Explain "haze" to a child. Then explain clarity. One cannot exist without the contrast of the other.
Let go and go with me!
I know a man who has clinical depression. Bummer to the max. But this guy has joy, gratefulness and Love. He has all the signs and symptoms of depression except those cliche' problems of moroseness and sadness with a healthy dose of melancholy. His situation and condition stink to high heavens. He lacks happiness, love and thankfulness.

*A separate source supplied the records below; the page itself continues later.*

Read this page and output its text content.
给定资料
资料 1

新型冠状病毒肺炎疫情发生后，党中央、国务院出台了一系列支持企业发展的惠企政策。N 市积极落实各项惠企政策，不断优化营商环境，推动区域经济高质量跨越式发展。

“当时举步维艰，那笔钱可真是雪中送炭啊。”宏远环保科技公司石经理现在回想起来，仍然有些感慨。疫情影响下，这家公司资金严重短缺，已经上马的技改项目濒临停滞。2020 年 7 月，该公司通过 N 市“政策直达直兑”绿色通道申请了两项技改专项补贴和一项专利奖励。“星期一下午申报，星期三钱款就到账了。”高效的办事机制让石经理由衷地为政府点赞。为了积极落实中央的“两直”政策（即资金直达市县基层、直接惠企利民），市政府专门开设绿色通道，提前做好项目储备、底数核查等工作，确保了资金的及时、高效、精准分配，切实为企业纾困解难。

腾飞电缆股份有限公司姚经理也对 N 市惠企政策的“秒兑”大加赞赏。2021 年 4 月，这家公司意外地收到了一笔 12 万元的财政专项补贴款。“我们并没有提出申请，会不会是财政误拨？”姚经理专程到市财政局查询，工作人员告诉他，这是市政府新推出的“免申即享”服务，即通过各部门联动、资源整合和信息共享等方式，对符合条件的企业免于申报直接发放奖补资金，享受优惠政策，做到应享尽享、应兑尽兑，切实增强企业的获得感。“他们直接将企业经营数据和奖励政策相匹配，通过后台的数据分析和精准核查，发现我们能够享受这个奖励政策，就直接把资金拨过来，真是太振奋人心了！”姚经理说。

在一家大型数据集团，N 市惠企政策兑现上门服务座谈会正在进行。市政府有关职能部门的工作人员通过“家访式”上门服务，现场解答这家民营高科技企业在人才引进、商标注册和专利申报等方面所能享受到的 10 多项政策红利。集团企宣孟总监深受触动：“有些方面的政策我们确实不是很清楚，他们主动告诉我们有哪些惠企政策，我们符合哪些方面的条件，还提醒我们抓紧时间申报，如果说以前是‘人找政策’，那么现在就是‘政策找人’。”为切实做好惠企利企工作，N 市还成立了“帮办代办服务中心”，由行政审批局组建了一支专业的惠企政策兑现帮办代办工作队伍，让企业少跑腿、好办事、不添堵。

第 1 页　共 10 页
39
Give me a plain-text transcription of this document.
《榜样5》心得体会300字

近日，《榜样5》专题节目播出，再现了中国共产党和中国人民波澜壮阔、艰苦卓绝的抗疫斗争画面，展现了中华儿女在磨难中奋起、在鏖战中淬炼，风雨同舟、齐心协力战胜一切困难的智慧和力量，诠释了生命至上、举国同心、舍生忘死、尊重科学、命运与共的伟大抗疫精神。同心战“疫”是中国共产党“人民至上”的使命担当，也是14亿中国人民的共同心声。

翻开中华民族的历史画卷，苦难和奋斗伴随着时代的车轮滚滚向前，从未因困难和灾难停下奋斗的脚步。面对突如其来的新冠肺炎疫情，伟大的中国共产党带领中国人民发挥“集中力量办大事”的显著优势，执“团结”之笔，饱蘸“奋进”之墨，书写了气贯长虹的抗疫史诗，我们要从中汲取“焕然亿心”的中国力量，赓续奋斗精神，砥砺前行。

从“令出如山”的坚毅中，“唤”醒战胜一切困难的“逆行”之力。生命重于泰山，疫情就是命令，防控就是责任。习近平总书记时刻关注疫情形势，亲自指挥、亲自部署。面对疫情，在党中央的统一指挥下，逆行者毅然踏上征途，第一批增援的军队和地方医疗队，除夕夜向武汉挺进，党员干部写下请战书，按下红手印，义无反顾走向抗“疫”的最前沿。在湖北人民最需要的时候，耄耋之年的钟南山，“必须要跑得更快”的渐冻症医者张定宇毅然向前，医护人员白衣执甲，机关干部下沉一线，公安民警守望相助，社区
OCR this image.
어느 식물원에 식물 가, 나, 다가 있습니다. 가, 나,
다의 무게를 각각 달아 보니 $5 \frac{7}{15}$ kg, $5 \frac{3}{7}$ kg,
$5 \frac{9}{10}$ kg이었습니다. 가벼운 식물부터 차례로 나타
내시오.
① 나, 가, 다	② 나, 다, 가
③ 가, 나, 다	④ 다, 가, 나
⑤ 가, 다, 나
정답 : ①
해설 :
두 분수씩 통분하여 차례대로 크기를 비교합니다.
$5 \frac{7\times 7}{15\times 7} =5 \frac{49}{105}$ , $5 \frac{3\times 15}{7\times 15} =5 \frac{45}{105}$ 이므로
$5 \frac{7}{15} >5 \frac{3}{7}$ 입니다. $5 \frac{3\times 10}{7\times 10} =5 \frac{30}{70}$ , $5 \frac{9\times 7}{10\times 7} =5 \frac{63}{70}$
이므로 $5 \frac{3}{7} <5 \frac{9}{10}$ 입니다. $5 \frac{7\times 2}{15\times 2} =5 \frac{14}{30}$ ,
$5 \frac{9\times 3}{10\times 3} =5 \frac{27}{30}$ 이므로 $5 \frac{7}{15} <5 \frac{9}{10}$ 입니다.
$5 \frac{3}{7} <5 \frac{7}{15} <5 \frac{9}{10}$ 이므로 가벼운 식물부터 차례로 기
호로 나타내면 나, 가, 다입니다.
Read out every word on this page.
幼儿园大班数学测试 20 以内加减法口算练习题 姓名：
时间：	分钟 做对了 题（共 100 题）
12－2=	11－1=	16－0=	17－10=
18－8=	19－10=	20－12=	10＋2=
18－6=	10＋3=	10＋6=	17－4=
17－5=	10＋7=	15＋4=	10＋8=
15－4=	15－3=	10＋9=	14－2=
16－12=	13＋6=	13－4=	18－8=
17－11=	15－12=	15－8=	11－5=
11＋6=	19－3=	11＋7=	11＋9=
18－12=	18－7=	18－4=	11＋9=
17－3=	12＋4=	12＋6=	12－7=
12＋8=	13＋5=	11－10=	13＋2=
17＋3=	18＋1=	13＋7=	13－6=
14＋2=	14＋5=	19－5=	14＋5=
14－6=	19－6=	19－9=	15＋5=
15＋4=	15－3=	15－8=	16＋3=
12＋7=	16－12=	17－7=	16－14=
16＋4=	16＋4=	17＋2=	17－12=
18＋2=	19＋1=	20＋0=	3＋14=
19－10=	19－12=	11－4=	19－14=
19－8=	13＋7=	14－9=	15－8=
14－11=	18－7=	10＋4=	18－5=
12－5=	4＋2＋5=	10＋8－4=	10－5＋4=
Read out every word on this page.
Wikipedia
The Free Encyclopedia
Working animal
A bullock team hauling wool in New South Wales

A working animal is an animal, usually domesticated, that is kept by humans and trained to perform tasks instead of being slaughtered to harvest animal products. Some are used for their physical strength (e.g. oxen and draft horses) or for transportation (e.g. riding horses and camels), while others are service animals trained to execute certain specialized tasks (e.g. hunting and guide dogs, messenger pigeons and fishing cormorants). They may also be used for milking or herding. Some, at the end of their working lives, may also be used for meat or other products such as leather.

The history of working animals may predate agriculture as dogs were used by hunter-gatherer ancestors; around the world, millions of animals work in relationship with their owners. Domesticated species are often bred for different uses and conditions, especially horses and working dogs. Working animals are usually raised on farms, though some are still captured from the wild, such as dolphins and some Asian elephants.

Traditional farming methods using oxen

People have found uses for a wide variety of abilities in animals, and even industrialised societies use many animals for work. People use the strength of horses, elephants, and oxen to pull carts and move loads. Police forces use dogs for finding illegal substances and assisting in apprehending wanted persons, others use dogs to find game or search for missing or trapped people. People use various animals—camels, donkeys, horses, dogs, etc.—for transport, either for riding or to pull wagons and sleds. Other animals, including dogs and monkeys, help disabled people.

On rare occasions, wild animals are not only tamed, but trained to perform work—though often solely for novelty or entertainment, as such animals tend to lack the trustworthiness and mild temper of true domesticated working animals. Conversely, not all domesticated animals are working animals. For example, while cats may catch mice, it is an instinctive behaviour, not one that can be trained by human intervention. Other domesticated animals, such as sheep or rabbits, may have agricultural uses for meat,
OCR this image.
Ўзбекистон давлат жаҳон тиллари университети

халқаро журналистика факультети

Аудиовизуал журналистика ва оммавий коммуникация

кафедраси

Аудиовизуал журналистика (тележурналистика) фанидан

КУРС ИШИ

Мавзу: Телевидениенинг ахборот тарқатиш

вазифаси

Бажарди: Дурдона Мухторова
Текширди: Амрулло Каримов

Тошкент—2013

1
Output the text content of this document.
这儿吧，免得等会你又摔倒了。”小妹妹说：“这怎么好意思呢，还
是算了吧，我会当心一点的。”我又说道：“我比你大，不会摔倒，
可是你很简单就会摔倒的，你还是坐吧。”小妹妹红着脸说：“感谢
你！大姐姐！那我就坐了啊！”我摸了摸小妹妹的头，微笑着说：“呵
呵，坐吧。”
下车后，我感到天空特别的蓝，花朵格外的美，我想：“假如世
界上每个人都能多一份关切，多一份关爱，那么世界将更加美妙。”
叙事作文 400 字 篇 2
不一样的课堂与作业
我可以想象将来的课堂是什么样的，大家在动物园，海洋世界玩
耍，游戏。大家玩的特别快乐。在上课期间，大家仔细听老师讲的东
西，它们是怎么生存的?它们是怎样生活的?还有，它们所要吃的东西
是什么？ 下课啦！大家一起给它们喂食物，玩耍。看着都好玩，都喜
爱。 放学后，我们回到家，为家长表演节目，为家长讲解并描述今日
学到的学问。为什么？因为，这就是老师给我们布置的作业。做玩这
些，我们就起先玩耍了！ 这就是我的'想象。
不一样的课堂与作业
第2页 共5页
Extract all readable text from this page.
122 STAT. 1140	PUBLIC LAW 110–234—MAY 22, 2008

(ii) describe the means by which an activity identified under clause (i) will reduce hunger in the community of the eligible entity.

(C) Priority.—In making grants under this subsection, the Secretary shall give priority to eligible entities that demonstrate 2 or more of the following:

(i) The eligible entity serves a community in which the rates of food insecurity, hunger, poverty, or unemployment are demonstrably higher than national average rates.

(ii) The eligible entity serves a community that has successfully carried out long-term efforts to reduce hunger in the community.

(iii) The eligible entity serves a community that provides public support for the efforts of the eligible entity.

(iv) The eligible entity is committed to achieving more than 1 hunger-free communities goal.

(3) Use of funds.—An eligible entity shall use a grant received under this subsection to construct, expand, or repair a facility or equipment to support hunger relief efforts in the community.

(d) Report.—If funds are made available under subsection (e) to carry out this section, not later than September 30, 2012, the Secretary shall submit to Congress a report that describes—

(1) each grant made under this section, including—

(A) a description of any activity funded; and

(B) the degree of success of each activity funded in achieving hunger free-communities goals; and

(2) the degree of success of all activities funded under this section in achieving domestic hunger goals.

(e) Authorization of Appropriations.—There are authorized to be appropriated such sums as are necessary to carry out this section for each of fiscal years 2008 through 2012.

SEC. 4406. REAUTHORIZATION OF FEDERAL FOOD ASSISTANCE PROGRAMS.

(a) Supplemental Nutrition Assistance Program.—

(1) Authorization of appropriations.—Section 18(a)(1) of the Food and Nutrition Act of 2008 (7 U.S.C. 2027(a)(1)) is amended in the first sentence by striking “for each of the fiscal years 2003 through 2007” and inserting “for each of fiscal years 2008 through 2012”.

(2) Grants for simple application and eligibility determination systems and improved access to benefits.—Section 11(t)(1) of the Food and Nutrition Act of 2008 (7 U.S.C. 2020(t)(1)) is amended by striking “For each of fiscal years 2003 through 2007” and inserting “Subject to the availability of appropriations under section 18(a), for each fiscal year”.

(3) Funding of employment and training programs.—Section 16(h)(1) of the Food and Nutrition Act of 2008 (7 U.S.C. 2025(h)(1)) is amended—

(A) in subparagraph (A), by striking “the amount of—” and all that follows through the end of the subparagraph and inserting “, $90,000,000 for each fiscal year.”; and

I know a man with cancer. He has all the symptoms of being very sick with aches and pains and worry and distress. He finds little happiness, thankfulness or love. But he has no real problems because he has Joy, gratefulness and Love.
There are places in this world that you should not go to. One such place is an enclave in the Sudan -- do they still call in that? Another is a dump outside of one of the Largest cities in the world, Mexico city. Some 200,000 live there. There is a "ghetto" outside of Bombay -- do they still call it that? And there is a dark side to Saigon where rats compete to eat the dogs; do they still call it Saigon? Some names change but cities do not. There is no happiness in these places but in years of travel we have found that hate is a sometimes thing but Love, Gratefulness and Joy are constants even in the worst of circumstances.
Just who the hell am I to despair!!?? One time in the Mexico City dump I held a baby who died in my arms. No more life and no more suffering. Sadness engulfed but hope was not lost and there was a gratefulness born that the child would be immediately taken up. My faith waned. Good for me, for I am blessed. Good for me for I suffered and have never felt the same happiness in life.
My wife was born 1974 in Saigon. My God but she is beautiful. Born in Hell yet Hell bent for peace.
If I feel know more -- render what is me unto God. Mine to live in fullness not in less than communion.
Sorry I just plugged into John Cougar Mellenkamp: Do they still call him that?
Excuse me, do you have issues. "Dang it" things you do? Boy O' Boyo I got some issues. And I do not always laugh at something funny. But my spiritual part is not bankrupt. It is a begging to be happy but a longing to be Loved.
Find the love and find the good stuff.
That stuff is too heavy. Let us revisit later. I will just add on here. What if there is a difference between Love and love, between happiness and Joy, between thankfulness and gratefulness? Rest with sugar plum fairies.